Spanish prosecutors have dropped a European Arrest Warrant for former Catalan leader Carles Puigdemont, over his part in last October's controversial independence referendum.
Five other separatists wanted by Madrid, also had their Europe-wide warrants dropped, effectively meaning they are free to move around the EU. Spanish arrest warrants for the six still stand, so they can be arrested if they return to the country, the country’s prosecutors said in a statement on Thursday.
Spain wants to try the separatist leader for rebellion in light of his push for Catalan independence, but a German court refused last week to extradite him on that charge. The German court did say he could be extradited to face a corruption charge.

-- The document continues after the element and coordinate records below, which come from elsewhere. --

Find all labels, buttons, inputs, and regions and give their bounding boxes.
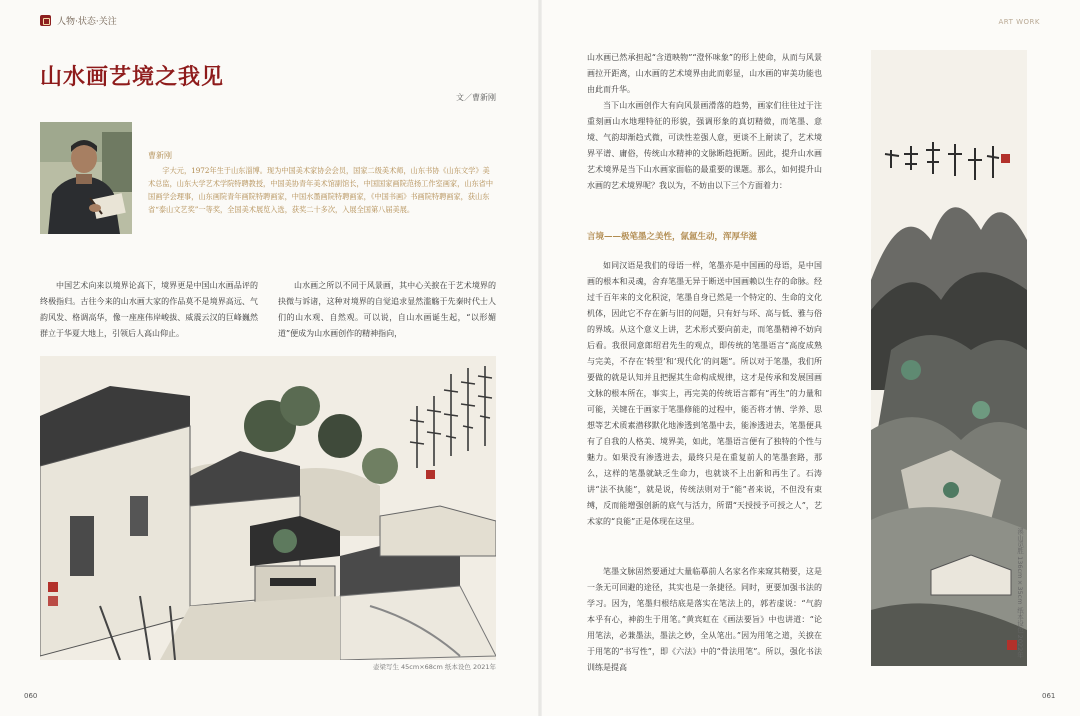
author-portrait (40, 122, 132, 234)
page-number-right: 061 (1042, 692, 1056, 700)
painting-right (871, 50, 1027, 666)
page-number-left: 060 (24, 692, 38, 700)
section-header (40, 14, 117, 27)
page-gutter (538, 0, 542, 716)
section-header-right: ART WORK (998, 18, 1040, 26)
body-paragraph-4: 当下山水画创作大有向风景画滑落的趋势，画家们往往过于注重刻画山水地理特征的形貌，强调形象的真切精微，而笔墨、意境、气韵却渐趋式微，可读性差强人意，更谈不上耐读了，艺术境界平谱、庸俗，传统山水精神的文脉断趋扼断。因此，提升山水画艺术境界是当下山水画家面临的最重要的课题。那么，如何提升山水画的艺术境界呢？我以为，不妨由以下三个方面着力： (587, 101, 822, 190)
body-paragraph-2: 山水画之所以不同于风景画，其中心关捩在于艺术境界的抉微与诉诸，这种对境界的自觉追求显然滥觞于先秦时代士人们的山水观、自然观。可以说，自山水画诞生起，“以形媚道”便成为山水画创作的精神指向， (278, 281, 496, 338)
painting-left (40, 356, 496, 660)
painting-right-caption: 溪山觅胜 136cm×35cm 纸本设色 2022年 (1016, 528, 1024, 658)
author-bio: 字大元，1972年生于山东淄博。现为中国美术家协会会员，国家二级美术师，山东书协《山东文学》美术总监，山东大学艺术学院特聘教授，中国美协青年美术馆副馆长，中国国家画院范扬工作室画家，山东省中国画学会理事，山东画院青年画院特聘画家，中国水墨画院特聘画家，《中国书画》书画院特聘画家，获山东省“泰山文艺奖”一等奖，全国美术展览入选，获奖二十多次，入展全国第八届美展。 (148, 166, 494, 214)
section-label: 人物·状态·关注 (57, 17, 117, 27)
article-title: 山水画艺境之我见 (40, 64, 225, 90)
magazine-logo-icon (40, 15, 51, 26)
body-paragraph-1: 中国艺术向来以境界论高下，境界更是中国山水画品评的终极指归。古往今来的山水画大家的作品莫不是境界高远、气韵风发、格调高华，像一座座伟岸峻拔、威震云汉的巨峰巍然群立于华夏大地上，引领后人高山仰止。 (40, 281, 258, 338)
section-subheading: 言境——极笔墨之美性，氤氲生动，浑厚华滋 (587, 232, 758, 242)
body-paragraph-6: 笔墨文脉固然要通过大量临摹前人名家名作来窥其精要，这是一条无可回避的途径，其实也是一条捷径。同时，更要加强书法的学习。因为，笔墨归根结底是落实在笔法上的，郭若虚说：“气韵本乎有心，神韵生于用笔。”黄宾虹在《画法要旨》中也讲道：“论用笔法，必兼墨法，墨法之妙，全从笔出。”因为用笔之道，关捩在于用笔的“书写性”，即《六法》中的“骨法用笔”。所以，强化书法训练是提高 (587, 567, 822, 672)
painting-left-caption: 壶梁写生 45cm×68cm 纸本设色 2021年 (372, 663, 496, 671)
body-paragraph-3: 山水画已然承担起“含道映物”“澄怀味象”的形上使命，从而与风景画拉开距离，山水画的艺术境界由此而彰显，山水画的审美功能也由此而升华。 (587, 53, 822, 94)
body-paragraph-5: 如同汉语是我们的母语一样，笔墨亦是中国画的母语，是中国画的根本和灵魂，舍弃笔墨无异于断送中国画赖以生存的命脉。经过千百年来的文化积淀，笔墨自身已然是一个特定的、生命的文化机体，因此它不存在新与旧的问题，只有好与坏、高与低、雅与俗的界域。从这个意义上讲，艺术形式要向前走，而笔墨精神不妨向后看。我很同意郎绍君先生的观点，即传统的笔墨语言“高度成熟与完美，不存在‘转型’和‘现代化’的问题”。所以对于笔墨，我们所要做的就是认知并且把握其生命构成规律，这才是传承和发展国画文脉的根本所在，事实上，再完美的传统语言都有“再生”的力量和可能，关键在于画家于笔墨修能的过程中，能否将才情、学养、思想等艺术质素潜移默化地渗透到笔墨中去，能渗透进去，笔墨便具有了自我的人格美、境界美，如此，笔墨语言便有了独特的个性与魅力。如果没有渗透进去，最终只是在重复前人的笔墨套路，那么，这样的笔墨就缺乏生命力，也就谈不上出新和再生了。石涛讲“法不执能”，就是说，传统法则对于“能”者来说，不但没有束缚，反而能增强创新的底气与活力，所谓“天授授予可授之人”，艺术家的“良能”正是体现在这里。 (587, 261, 822, 526)
bio-name: 曹新刚 (148, 151, 172, 160)
byline: 文／曹新刚 (456, 93, 496, 102)
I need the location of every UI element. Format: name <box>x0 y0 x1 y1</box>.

Puigdemont has been living in Germany since May, when he was initially detained after crossing into the country from Denmark. The former Catalan leader says that dropping the Europe-wide warrant was “proof of the immense weakness” of the case against him and the other Catalan separatists, he wrote in a tweet on Thursday.
He also repeated his call for Spanish authorities to release the members of his government who remain in jail. “Today is a day to demand, with more strength than ever, the freedom of the political prisoners,” he said in the tweet. “To revoke their arrest on remand would be the demonstration that Spanish judiciary is beginning to act like the European.”

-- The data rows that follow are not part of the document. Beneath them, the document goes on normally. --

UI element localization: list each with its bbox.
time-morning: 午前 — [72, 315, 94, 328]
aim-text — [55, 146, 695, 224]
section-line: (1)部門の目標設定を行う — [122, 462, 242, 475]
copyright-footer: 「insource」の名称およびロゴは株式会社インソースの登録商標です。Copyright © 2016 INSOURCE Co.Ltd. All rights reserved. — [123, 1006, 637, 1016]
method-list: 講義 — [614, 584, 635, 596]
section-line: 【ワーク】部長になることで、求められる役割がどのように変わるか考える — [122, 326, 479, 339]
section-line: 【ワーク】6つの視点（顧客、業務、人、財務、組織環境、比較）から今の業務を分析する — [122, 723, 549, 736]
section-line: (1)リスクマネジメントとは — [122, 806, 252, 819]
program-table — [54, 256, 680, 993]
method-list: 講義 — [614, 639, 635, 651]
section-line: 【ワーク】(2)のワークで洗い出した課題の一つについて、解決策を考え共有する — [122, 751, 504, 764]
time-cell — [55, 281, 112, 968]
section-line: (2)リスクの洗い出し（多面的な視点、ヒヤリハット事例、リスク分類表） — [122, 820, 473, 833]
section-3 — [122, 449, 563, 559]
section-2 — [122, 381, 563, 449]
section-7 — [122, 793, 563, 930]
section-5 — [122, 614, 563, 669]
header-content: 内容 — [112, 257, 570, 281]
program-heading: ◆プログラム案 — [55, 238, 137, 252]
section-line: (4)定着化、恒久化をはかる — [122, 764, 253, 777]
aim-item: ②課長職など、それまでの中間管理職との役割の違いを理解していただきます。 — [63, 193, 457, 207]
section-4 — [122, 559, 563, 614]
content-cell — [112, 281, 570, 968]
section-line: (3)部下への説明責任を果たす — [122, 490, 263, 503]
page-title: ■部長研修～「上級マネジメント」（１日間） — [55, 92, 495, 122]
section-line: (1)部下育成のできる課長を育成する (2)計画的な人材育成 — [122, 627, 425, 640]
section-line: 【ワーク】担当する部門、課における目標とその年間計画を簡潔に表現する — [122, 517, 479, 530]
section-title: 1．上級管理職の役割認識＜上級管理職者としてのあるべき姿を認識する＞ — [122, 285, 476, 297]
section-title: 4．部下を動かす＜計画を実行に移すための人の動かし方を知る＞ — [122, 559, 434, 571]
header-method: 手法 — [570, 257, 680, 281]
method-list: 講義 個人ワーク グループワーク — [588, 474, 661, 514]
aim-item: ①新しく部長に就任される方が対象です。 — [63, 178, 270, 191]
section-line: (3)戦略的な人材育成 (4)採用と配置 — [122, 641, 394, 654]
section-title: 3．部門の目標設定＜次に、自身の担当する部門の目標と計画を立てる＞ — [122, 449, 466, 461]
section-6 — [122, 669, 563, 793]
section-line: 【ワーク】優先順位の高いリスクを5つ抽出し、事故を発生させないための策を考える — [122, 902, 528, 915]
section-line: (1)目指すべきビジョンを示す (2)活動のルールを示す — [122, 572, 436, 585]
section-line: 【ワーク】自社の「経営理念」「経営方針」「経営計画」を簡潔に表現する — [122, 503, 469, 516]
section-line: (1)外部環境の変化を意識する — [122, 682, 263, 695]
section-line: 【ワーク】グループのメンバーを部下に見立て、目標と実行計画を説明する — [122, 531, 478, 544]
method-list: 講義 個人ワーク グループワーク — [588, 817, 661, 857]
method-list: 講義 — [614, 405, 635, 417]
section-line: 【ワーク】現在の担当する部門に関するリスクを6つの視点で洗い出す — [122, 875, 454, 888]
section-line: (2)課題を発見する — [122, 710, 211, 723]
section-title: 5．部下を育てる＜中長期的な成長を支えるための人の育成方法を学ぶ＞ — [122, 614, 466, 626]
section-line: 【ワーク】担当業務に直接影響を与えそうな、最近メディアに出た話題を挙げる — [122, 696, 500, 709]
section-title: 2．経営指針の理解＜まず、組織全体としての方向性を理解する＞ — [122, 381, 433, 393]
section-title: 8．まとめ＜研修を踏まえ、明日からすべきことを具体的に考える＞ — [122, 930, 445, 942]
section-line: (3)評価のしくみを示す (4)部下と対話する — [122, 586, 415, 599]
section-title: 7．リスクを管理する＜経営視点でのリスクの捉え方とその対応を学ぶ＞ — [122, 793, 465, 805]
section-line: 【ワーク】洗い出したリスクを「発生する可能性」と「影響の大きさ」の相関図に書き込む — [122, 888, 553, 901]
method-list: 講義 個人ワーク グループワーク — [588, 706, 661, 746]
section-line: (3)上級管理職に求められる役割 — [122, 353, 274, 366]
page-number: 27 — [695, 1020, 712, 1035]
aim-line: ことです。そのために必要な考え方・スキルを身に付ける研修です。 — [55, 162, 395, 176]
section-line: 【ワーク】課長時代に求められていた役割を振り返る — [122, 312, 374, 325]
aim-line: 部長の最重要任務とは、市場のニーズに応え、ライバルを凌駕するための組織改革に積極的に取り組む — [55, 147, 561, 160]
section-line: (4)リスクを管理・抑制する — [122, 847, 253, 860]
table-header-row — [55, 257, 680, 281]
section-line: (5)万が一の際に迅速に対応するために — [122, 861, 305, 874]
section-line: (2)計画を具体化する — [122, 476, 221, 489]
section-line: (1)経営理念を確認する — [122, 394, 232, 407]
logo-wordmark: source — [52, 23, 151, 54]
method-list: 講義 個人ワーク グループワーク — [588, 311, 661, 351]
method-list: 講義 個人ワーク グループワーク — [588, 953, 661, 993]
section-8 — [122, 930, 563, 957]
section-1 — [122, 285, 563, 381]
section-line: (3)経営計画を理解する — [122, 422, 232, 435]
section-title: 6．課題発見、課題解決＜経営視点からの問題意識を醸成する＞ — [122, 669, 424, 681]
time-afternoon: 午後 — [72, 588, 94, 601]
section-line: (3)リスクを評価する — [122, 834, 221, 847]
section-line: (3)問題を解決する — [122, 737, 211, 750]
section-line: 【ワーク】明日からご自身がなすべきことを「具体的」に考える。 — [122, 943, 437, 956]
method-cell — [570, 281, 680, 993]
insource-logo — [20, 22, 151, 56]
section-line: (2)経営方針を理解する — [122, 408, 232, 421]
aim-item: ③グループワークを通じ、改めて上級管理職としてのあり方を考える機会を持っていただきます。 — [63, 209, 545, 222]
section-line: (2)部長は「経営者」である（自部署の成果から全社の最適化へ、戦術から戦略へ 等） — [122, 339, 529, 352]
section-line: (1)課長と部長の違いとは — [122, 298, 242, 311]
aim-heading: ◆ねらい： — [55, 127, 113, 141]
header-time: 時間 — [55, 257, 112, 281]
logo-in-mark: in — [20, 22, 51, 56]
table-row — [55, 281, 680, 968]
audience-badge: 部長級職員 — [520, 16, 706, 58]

Puidgemont’s lawyers in Germany called the decision “reasonable” and a consequence of their efforts over the past weeks, they said in a statement to CNN on Thursday. “Spain’s European-wide persecution of Carles Puigdemont has therefore ended,” the lawyers said. “As we have said since the beginning of the procedure: political conflicts of a state must be carried out politically, not by the means of criminal law.”
Protests broke out in Barcelona earlier in the year after news that the separatist had been detained in Germany while en route to Belgium from Finland. He was detained after crossing the border from Denmark.
Prior to his detention, he had lived in self-imposed exile in Belgium since October, after spearheading Catalonia’s referendum on whether to secede from Spain.
The independence drive plunged the country into its worst political crisis in decades, with Madrid denouncing the referendum as illegal and calling for Puigdemont’s arrest.
Madrid imposed direct rule on Catalonia after the regional parliament unilaterally declared independence in October, thereby stripping the autonomous region of many of its administrative powers. The situation remains unresolved.
The political calculus in Spain shifted significantly following the election of Catalan separatist President Quim Torra in May and socialist Prime Minister, Pedro Sánchez, in June, following a no-confidence vote that ousted the right-wing government of Mariano Rajoy. Sánchez’ minority government relies on support of the anti-austerity Podemos, Catalan pro-independence parties and the Basque Nationalist Party.